The stars are bright lights above me. They reflect off of the darkness of the night and the silhouettes of those who do not want to be seen. The stars are unique. They have the ability to show off the parts of people and things that wouldn’t be able to otherwise. For example, me, laying down with my body sprawled out across the park grass at two in the morning with silver tears sliding off my pale flesh and my long brunette hair carelessly thrown around me. The stars give me the peace I want. The peace I need, even. They can see and understand who I truly am. I can be myself here because who is going to stop me? The stars are powerful but they can not get upset with me for being me like the other people in the world do.

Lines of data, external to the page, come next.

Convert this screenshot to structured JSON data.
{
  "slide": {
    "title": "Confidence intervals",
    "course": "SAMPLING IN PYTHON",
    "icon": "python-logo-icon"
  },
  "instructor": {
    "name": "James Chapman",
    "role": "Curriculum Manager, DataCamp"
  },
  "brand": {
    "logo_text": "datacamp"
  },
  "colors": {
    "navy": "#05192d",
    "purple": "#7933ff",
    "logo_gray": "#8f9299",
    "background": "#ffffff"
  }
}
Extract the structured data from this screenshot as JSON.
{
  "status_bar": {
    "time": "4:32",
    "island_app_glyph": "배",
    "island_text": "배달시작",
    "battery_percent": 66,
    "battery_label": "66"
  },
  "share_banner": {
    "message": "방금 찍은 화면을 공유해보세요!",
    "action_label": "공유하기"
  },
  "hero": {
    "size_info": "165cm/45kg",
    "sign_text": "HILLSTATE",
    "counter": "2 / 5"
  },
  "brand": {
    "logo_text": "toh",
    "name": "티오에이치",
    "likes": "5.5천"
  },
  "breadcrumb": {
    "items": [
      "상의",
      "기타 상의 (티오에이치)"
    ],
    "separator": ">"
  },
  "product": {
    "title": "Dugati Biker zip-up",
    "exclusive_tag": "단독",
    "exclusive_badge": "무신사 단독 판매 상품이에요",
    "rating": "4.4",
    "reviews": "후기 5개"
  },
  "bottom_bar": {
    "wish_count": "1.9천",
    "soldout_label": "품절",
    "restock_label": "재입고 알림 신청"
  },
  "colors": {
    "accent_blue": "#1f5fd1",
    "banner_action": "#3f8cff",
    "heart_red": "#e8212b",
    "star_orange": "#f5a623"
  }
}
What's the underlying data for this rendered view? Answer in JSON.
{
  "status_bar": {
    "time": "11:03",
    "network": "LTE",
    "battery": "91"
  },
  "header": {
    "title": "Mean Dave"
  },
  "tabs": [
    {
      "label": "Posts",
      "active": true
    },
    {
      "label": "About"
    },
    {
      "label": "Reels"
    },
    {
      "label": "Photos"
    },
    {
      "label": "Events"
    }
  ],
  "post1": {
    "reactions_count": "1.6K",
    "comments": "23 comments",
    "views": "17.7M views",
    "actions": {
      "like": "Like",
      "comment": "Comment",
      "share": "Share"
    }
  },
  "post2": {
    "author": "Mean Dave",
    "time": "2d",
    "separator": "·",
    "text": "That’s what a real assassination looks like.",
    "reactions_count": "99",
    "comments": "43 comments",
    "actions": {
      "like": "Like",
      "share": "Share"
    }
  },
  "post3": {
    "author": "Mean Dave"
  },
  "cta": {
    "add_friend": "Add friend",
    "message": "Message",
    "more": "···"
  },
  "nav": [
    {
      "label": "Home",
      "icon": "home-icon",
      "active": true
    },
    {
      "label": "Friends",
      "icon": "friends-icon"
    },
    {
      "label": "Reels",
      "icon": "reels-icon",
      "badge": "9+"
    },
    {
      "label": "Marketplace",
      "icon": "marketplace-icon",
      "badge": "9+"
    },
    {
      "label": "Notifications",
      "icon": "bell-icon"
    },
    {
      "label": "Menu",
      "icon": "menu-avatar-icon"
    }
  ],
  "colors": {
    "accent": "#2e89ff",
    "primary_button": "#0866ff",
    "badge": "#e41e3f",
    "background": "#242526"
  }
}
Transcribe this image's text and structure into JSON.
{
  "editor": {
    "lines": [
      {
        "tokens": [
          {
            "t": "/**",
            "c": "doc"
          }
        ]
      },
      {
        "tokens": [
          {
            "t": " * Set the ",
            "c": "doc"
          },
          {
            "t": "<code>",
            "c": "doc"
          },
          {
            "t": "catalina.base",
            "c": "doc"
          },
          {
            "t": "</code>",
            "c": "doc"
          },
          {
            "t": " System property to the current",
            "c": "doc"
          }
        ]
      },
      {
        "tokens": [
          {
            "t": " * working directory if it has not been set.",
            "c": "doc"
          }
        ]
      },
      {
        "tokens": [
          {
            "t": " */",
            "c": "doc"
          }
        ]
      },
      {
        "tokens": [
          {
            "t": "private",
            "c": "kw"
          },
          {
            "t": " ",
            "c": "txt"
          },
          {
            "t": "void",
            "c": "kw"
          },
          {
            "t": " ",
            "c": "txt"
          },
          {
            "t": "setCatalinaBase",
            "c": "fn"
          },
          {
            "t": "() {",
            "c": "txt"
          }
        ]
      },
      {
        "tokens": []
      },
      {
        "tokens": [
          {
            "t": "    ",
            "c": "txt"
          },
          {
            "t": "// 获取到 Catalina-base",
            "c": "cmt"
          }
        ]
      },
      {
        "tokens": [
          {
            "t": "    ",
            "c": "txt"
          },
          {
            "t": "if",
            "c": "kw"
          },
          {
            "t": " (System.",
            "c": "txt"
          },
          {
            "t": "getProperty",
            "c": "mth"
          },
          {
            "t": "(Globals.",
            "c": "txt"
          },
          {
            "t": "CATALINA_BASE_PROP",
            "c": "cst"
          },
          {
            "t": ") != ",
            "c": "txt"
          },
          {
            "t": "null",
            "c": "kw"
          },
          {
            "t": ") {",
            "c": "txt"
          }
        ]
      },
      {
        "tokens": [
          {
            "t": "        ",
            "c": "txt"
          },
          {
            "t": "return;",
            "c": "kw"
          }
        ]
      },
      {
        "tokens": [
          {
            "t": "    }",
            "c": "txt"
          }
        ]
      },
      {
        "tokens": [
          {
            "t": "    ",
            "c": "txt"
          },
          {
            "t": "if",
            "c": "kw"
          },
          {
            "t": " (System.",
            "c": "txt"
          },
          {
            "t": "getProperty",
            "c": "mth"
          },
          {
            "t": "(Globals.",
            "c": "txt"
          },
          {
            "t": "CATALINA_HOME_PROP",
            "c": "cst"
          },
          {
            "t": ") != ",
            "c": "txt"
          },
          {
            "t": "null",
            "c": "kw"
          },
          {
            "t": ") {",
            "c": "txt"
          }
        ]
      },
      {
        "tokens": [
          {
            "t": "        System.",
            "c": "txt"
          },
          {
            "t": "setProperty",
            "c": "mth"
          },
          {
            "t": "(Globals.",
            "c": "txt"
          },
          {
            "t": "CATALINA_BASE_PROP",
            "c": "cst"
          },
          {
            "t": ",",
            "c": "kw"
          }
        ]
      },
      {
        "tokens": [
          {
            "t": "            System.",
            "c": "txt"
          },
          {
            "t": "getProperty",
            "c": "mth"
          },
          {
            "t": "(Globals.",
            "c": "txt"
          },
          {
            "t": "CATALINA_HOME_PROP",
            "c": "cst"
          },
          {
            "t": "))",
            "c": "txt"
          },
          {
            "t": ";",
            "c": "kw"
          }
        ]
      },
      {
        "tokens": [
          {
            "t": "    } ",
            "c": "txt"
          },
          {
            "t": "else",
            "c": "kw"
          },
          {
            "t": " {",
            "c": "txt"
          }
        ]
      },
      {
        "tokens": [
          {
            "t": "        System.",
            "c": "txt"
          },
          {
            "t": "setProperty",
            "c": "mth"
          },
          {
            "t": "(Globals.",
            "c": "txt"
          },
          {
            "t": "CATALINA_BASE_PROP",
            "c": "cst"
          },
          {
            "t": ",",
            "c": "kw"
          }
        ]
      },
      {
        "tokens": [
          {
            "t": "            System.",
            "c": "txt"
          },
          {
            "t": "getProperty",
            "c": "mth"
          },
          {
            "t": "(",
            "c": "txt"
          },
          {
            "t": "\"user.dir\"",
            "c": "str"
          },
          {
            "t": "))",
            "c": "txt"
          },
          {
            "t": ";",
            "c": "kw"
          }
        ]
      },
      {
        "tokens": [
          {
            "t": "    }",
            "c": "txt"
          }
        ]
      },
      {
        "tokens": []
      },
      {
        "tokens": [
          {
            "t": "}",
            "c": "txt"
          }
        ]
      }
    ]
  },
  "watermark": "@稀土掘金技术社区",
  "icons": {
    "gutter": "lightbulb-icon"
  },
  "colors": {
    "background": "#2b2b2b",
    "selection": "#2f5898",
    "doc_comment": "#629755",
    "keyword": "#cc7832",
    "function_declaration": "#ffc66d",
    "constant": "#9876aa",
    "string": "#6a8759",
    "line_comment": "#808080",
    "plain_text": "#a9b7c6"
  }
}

My torso feels sealed to the ground as if the Earth is trying to pull me into it. What would happen if I just let it? I know that I have class tomorrow, and I know I should care that my dorm mates are probably freaking out right now. I have been avoiding their calls and texts all night.
As much as thinking about tonight makes me want to stay here even longer, I do have the common sense to know that even if I don’t care: I. Can. Not. Fail. All of a sudden, the weight holding me down lifts, and I am free. I only pull myself half up so that I can swipe the loose grass off of me. I sit like this for a few minutes when I spot a carving in the tree that I hadn’t noticed before. I pull myself up fully now, stumbling back due to the sudden rush of blood around my body.
As the carvings become closer into sight, I can make out that the carvings are the initials of some people with a heart around them. “AA+CG” were the initials. My mind speeds through thoughts: “Are these people happy? Who are they? Are they dating?” I’ve always been curious about the couples who actually last. I’ve never experienced true love like what is shown in the movies. They have all been unreciprocated. Some days, it makes me feel unworthy of love. Like maybe it’s my fault that it hasn’t happened yet. Other days, I know that I wouldn’t be able to handle it in the first place. Still, I hope it happens one day.